There’s a scene in Friends where Monica and Chandler are trying to adopt and it all goes a bit pear shaped whilst they’re being interviewed by the prospective birth mother. She has their paperwork confused with another couple’s so Monica ends up saying she is a reverend, whilst Chandler pretends he’s a doctor. I’m sure you remember it. Anyway, Chandler eventually gets things back on track by taking the birth mother aside and saying that although he knows he needs to learn how to be a good dad, Monica is already there. “She’s a mother…without a baby”. That is how I felt for years, many years, before our boys were born a few months ago.

It’s hard to feel as though you’re a mother, to know you are a mother, whilst simultaneously being the keeper of an empty womb. The wondering if a child will ever fill it is desperate. I’d light candles in church and send prayers, I’d blow out candles and make wishes. There’s a well I can think of that owes me at least a tenner in anxiously tossed pennies.

My eventual pregnancy was a blessing but fraught; hard to believe and, in a medical sense, complicated. I worried it would end too soon, then worried it was going on too long. When I was eventually admitted past term, the consultant asked why I was “still” pregnant. She agreed they needed to be cut out the next morning.

It was exciting being asked that day if I was ready to meet them. Of course I say it was exciting now, at the time I was ravenous with hunger as on nil by mouth and I was ready to start divorce proceedings as my husband bounced on a birthing ball eating my favourite Pret sandwich, but it was exciting. These two little boys who we’d seen so many blurry pictures of, would soon be in our arms.

We let the surgeons choose the music in theatre and my eldest twin was born, somewhat dramatically, to Lionel Richie’s “Hello”. It was a question that didn’t need answering, he was indeed exactly what I’d been looking for. My second perfect baby came along three minutes later.
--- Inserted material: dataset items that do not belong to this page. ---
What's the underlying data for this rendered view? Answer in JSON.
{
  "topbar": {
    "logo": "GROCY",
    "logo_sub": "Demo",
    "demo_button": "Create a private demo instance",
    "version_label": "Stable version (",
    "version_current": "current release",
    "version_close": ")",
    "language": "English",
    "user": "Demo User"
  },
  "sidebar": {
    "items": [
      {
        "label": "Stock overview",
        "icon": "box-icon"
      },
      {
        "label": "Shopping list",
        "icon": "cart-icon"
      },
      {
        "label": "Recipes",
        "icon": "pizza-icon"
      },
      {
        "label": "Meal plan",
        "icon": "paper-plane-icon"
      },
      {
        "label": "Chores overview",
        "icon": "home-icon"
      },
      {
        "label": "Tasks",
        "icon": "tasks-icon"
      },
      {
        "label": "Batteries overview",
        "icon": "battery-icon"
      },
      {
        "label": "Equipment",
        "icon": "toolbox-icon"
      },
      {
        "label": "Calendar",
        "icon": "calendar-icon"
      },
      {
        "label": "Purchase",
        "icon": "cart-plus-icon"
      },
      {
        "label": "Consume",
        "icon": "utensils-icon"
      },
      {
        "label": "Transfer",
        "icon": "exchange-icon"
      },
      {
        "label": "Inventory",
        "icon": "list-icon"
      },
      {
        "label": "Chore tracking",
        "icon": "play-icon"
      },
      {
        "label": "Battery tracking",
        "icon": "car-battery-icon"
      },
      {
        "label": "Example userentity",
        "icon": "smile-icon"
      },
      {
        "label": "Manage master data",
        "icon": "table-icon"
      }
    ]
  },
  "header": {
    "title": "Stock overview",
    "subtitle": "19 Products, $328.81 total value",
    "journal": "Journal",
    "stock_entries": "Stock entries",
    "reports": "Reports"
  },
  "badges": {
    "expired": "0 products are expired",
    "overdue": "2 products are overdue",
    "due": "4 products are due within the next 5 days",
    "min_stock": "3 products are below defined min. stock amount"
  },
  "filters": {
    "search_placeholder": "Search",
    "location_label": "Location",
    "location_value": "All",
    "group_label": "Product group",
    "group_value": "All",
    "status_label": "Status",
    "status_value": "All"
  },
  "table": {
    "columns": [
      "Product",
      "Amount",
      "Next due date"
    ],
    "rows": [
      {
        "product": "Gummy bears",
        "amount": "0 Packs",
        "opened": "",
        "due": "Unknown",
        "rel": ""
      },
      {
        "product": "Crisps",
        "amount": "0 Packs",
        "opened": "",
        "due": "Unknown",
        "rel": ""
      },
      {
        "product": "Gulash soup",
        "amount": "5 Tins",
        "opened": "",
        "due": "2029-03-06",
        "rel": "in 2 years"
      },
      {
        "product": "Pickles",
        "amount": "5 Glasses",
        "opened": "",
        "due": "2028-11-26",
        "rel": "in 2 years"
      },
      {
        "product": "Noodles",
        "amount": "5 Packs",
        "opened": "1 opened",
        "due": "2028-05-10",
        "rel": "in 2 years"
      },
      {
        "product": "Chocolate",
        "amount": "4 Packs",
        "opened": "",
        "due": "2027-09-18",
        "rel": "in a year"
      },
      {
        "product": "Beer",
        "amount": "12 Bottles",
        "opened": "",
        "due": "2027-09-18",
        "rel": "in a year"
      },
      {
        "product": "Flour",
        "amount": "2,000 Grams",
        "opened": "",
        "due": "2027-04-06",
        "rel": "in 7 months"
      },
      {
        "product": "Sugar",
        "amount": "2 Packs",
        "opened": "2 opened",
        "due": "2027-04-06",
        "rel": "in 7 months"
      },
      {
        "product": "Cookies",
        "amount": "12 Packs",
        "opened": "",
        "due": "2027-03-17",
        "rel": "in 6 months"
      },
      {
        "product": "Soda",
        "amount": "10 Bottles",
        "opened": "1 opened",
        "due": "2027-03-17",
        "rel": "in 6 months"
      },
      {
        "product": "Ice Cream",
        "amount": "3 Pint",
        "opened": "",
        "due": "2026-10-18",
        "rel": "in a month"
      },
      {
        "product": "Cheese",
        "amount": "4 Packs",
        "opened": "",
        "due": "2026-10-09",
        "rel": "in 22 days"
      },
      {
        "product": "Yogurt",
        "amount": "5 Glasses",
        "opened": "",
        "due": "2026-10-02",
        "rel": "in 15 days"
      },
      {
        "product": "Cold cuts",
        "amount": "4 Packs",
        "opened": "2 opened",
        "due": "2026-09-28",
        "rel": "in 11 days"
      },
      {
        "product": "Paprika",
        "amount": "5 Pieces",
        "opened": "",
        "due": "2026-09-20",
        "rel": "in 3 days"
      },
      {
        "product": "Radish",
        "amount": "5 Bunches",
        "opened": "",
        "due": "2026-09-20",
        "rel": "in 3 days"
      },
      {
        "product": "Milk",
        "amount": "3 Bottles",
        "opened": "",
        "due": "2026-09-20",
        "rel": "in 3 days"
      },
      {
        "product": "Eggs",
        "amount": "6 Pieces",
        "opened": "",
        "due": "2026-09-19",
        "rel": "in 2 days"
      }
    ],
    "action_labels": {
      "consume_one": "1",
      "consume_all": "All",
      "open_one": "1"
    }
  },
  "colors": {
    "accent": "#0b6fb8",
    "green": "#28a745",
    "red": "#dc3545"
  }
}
Rather than this moment being the beginning, it felt like the end of something. My quest was complete. My children were here.

By the end of that week they were able to come home to the family house we’d already been living in for years. The sensible car that had been waiting for them had a purpose. My insatiable love of biscuits had an excuse.

I don’t know exactly when I became a mother, but it wasn’t last October. And I will never not be grateful for every day I’m with my boys.